При этом перемены во взглядах на ход и вектор мировой истории тоже бессильны повлиять на подобный императив, ибо он продолжает потенциально оставаться эсхатологическим выходом в Царство Божие: если это не выйдет для мира, то уж непременно выход откроется для индивидуальной судьбы, а ведь она тоже относится к ведомству эсхатологии.

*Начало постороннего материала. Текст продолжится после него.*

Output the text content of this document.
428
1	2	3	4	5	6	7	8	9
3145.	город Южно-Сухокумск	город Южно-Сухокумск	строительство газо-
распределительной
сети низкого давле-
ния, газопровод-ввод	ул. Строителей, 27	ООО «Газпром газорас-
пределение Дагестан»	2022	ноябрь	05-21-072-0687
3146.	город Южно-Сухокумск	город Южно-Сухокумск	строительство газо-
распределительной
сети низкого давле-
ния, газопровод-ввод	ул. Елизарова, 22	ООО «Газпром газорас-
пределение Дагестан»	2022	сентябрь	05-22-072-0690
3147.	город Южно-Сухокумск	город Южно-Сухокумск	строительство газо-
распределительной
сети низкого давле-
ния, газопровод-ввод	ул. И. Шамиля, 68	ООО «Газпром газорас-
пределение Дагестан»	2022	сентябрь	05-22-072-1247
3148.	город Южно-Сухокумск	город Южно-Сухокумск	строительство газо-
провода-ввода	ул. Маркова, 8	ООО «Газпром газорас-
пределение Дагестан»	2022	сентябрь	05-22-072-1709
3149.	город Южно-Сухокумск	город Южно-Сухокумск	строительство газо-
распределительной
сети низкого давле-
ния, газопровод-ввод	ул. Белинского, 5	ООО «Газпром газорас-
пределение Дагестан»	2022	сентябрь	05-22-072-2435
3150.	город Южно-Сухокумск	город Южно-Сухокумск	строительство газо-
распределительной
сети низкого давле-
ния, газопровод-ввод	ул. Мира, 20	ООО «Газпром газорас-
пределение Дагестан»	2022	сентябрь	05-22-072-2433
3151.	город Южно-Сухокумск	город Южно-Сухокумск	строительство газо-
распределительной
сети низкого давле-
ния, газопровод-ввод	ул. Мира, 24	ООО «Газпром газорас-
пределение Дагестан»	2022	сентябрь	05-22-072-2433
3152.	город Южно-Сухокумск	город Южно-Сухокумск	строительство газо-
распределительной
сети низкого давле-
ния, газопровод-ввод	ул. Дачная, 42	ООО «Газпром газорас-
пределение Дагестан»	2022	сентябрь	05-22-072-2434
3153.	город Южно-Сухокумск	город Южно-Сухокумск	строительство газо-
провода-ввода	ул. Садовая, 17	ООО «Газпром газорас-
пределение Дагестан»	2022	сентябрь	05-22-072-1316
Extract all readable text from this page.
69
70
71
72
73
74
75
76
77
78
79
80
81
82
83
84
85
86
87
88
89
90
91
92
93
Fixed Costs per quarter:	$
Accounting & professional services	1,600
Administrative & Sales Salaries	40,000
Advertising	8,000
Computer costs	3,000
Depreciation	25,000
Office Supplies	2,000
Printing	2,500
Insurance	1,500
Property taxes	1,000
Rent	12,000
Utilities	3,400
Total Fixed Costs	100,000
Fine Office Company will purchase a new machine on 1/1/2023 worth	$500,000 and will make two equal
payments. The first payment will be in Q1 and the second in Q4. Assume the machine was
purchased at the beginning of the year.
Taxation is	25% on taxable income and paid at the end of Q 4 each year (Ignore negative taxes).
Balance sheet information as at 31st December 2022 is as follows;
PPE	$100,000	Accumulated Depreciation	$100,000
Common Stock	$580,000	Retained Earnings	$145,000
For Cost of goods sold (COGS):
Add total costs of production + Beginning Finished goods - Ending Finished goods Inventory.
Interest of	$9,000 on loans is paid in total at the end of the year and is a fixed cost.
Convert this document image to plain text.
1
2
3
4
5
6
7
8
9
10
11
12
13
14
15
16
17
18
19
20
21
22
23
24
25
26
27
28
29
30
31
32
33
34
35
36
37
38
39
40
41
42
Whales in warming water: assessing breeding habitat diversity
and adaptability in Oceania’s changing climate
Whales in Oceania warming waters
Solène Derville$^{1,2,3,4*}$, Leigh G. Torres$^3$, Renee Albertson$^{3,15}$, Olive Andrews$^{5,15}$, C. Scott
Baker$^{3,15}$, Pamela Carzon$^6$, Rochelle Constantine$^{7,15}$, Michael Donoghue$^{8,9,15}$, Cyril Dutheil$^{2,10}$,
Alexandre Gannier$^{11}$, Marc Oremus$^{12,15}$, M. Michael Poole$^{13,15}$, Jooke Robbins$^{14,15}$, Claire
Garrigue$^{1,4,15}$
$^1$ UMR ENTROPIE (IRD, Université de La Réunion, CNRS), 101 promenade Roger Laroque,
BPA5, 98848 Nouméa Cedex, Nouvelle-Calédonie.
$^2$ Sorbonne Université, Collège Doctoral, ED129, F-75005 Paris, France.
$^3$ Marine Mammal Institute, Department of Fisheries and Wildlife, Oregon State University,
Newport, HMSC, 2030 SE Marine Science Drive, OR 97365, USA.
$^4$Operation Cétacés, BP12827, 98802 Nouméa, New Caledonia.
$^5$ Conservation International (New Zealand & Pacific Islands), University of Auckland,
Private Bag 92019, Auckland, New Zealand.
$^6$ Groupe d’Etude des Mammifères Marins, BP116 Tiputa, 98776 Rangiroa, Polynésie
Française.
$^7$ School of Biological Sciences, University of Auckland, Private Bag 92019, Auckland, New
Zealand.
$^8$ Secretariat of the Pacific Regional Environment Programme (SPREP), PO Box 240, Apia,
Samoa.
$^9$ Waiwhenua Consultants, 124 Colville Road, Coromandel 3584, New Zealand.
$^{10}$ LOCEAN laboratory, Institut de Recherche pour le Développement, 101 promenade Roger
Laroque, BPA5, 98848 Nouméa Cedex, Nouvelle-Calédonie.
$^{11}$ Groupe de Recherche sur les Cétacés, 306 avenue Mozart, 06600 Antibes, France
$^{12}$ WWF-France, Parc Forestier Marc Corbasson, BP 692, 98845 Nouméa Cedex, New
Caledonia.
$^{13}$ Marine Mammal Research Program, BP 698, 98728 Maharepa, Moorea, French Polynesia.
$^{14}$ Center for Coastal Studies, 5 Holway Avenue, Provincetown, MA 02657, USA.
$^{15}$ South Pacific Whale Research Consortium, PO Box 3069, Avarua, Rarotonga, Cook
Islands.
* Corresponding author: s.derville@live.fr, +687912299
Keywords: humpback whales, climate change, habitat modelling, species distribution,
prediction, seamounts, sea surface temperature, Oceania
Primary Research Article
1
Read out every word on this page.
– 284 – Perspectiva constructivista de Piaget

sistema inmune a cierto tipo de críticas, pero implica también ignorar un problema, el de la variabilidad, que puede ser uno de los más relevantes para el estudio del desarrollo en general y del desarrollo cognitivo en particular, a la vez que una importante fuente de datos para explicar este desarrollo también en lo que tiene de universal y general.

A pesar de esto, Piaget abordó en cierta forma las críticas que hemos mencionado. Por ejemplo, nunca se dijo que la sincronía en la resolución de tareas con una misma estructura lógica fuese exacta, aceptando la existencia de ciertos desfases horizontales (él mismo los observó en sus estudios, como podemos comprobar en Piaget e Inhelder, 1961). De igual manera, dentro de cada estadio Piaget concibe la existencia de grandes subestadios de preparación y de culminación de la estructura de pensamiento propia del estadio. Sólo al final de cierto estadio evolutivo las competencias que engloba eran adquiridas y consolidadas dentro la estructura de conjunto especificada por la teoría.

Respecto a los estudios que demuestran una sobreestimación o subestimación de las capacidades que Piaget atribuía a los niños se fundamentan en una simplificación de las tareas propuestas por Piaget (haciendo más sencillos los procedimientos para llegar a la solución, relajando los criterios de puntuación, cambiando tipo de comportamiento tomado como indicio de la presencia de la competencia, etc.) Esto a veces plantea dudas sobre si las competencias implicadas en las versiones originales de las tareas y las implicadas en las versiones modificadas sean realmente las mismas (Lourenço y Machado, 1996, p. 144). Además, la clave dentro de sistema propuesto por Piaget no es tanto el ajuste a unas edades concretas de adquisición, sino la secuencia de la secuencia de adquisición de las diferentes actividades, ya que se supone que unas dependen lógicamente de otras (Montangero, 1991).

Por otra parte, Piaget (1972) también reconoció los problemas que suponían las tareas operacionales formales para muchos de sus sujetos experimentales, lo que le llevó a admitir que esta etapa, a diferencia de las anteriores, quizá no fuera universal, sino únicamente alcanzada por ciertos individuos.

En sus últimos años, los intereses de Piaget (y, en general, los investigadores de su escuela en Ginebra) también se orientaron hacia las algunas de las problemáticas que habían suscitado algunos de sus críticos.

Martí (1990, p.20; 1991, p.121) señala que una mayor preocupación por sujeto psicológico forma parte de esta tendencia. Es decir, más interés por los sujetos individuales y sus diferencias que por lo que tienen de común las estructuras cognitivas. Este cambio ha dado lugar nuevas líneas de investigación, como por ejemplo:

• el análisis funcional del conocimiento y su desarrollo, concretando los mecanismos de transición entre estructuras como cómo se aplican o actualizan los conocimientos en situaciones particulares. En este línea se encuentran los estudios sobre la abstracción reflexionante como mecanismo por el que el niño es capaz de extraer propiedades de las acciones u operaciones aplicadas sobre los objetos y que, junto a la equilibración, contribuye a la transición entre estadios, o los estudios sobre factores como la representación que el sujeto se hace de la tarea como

И когда в поздние годы Соловьев ощутит трагический баланс сил добра и зла и увидит конец истории в свете евангельских про рочеств, где эсхатология обретает черты апокалипсиса, то и это не девальвирует ценности той социальной этики, которой Соловьев служил всю жизнь, и не отменит правды условно-эсхатологических чаяний, принципиально неотменимых нашим нерадением. Пусть срыв их будет адресован человечеству. Но ведь истина не утратит своей универсальности, даже если в фактической истории ее теснит антихристова ложь. «Очевидно, – пишет Соловьев Е. Тавернье, – Христос чтобы восторжествовать разумно над антихристом, нуждается в нашем сотрудничестве». Такое эсхатологическое устремление подготовит человечество к последнему противостоянию добра и зла так, чтобы каждый человек сознательно и свободно мог совершить свой выбор за или против Христа. А это все та же работа по осуществлению «христианской политики», по утверждению Благой вести в сфере общественного сознания и бытия, или, как выражается Соловьев, – по «концентрации христианства». В прежней конкретно-стратегической установке христианского философа ничего не изменилось, ибо она есть установка последовательного христианина.

Всем, кто стремится видеть в «Краткой повести об антихристе» разрыв с заветами «христианской политики» и отказ от участия в истории, надо бы учесть, что эта повесть входит в «Три разговора», где обсуждаются вполне земные дела и проблемы международной политики, что было бы неуместным, если бы автор не ставил развязку истории в зависимость от нашего человеческого участия в текущем.

Какие бы историософские предвидения Соловьева ни оказались оправданными, стратегия, указанная им, осталась не только не опровергнутой, но, может, единственно реальной и спасительной для мира и для России, которая три четверти века жила в утопическом пространстве насильственной секулярной эсхатологии, обличаемой Соловьевым, а теперь ей грозит окунуться в хаос неразличения добра и зла, от которого он не менее настойчиво предостерегал.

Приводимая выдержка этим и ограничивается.